Carenza di potassio e magnesio: sintomi, segnali, cause e conseguenze, cosa mangiare per rimediare alla mancanza

Magnesio e Potassio: cosa fare in caso di carenza? Cosa mangiare? Ecco i sintomi e i segnali più comuni, quali sono cause e conseguenze

La carenza di Magnesio e Potassio può determinare precisi sintomi e tante conseguenze per il nostro organismo: scopriamo i segnali più comuni e come rimediare (cosa mangiare ad esempio) in caso di mancanza di questi due minerali fondamentali.

Cosa sono Magnesio e Potassio

Magnesio e potassio vengono spesso associati all’interno dei vari supplementi alimentari a causa della loro stretta correlazione biologica.

Il magnesio è un cofattore essenziale per l’attività della pompa sodio/potassio, preposta al trasporto di ioni sodio nell’ambiente extracellulare e di ioni potassio nell’ambiente interno alle cellule.
Le carenze di magnesio possono quindi condurre a perdite di potassio.

Il magnesio presiede a tutti i processi di produzione energetica che avvengono all’interno delle cellule del corpo umano. Esso è responsabile, inoltre, della contrazione muscolare del cuore, regola la trasmissione nervosa, contribuisce alla sintesi delle proteine, migliora l’assorbimento di calcio, sodio e potassio, contribuisce al rilassamento muscolare, diminuendo l’eccitabilità della membrana cellulare del muscolo.
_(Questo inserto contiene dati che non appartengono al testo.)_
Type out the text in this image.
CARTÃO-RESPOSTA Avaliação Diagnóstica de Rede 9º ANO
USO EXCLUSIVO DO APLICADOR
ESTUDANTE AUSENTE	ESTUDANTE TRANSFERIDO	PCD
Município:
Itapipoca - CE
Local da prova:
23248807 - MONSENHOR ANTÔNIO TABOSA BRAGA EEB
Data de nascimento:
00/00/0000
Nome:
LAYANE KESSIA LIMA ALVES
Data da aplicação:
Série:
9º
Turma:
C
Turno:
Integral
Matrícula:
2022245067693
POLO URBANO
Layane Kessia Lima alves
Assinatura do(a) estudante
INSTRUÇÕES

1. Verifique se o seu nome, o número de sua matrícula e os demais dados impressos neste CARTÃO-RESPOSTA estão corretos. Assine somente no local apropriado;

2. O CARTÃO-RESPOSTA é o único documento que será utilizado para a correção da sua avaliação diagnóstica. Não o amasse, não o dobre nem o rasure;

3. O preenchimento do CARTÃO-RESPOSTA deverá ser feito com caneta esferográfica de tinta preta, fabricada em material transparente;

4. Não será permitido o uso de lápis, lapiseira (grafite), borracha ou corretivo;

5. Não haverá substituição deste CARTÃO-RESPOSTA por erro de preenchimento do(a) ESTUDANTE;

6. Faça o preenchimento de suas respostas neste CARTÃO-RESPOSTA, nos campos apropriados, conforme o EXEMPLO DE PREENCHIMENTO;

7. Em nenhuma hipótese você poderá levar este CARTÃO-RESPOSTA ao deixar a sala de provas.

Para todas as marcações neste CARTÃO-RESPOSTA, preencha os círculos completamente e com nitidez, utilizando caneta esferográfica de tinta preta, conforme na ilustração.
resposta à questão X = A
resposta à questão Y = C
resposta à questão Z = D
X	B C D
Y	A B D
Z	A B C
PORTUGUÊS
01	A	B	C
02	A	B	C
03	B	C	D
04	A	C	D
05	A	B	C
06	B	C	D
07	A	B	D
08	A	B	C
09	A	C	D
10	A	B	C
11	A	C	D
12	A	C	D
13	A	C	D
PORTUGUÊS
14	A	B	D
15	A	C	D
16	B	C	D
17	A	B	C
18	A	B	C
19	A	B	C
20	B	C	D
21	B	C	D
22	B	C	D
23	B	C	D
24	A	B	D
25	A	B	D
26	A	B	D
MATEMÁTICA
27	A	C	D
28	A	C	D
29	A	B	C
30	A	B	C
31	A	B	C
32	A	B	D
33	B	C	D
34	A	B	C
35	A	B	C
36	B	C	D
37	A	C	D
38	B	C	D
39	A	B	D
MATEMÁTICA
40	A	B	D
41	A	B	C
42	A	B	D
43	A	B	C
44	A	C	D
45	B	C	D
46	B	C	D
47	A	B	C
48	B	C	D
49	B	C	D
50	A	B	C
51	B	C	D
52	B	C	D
Carenza di potassio e magnesio: sintomi e cause

Carenze di magnesio e potassio possono risultare in: stanchezza, irritabilità, umore alterato, confusione mentale, mancanza di coordinazione muscolare, tremori, crampi, insonnia, oltre ad un’accentuazione abnorme dei riflessi tendinei, in alcuni casi aritmia cardiaca, disturbi digestivi e intestinali, accentuazione dei sintomi da sindrome premestruale, debolezza muscolare, depressione, difficoltà respiratorie, edemi periferici (caviglie, piedi gonfi), insonnia, mal di testa, nervosismo, stanchezza cronica, stitichezza.

Per quel che riguarda le cause invece si possono individuare ad esempio in un’intensa attività fisica, diabete mal controllato, malnutrizione, alcolismo, ipertensione, sudorazione, diarrea e malassorbimento, vomito, insufficiente apporto alimentare, alcolismo cronico, pancreatite, coliti, ulcere, morbo celiaco, ma anche eccessivo uso di lassativi e diuretici, insufficienza renale, disturbi tiroidei.

Si ricordi sempre che cause e sintomi sono solo indicativi e per una corretta diagnosi è sempre meglio rivolgersi al proprio medico.

Carenza di potassio e magnesio: un aiuto dall’alimentazione

Il magnesio è presente in tantissimi cibi sia vegetali a foglia verde come l’insalata o gli spinaci in quanto sono alimenti ricchi di clorofilla, sostanza che dà il colore verde e contiene questo minerale. Presente nella frutta fresca: ciliegie, more, ananas, uva, arance.

Anche alcuni legumi sono ricchi di magnesio, un esempio ne sono i fagioli e i piselli, la frutta a guscio come noci e mandorle tostate, i semi e i cereali integrali presentano una quantità maggiore di magnesio rispetto ai cerali non integrali proprio perché la farina bianca è più raffinata e durante i processi di lavorazione ne perde gran parte.

Le dosi necessarie giornaliere variano per bambini, adolescenti e adulti: i bambini (8-9 anni) dovrebbero assumere tra i 130-180 mg al giorno, gli adolescenti tra 360-410 mg e gli adulti tra i 400-420 mg.

Per assumere più potassio ci sono molti cibi utili, come banane, pesche, pomodori, rucola, salmone e pollo. Ottima fonte di potassio sono anche i fagiolini, con buone quantità di proteine e minerali e poche calorie: essendo ricchi di fibre sono un ottimo alimento così come gli spinaci, ricchi di potassio e vitamina A. Consigliata la zucchina, che oltre al potassio contiene vitamina A e C.

Si tenga presente che le informazioni presenti in questa pagina sono di natura generale e a scopo divulgativo e non sostituiscono in nessun caso il parere del medico, il primo punto di riferimento a cui ricorrere per avere informazioni, chiarimenti, e a cui affidarsi per consigli o esami.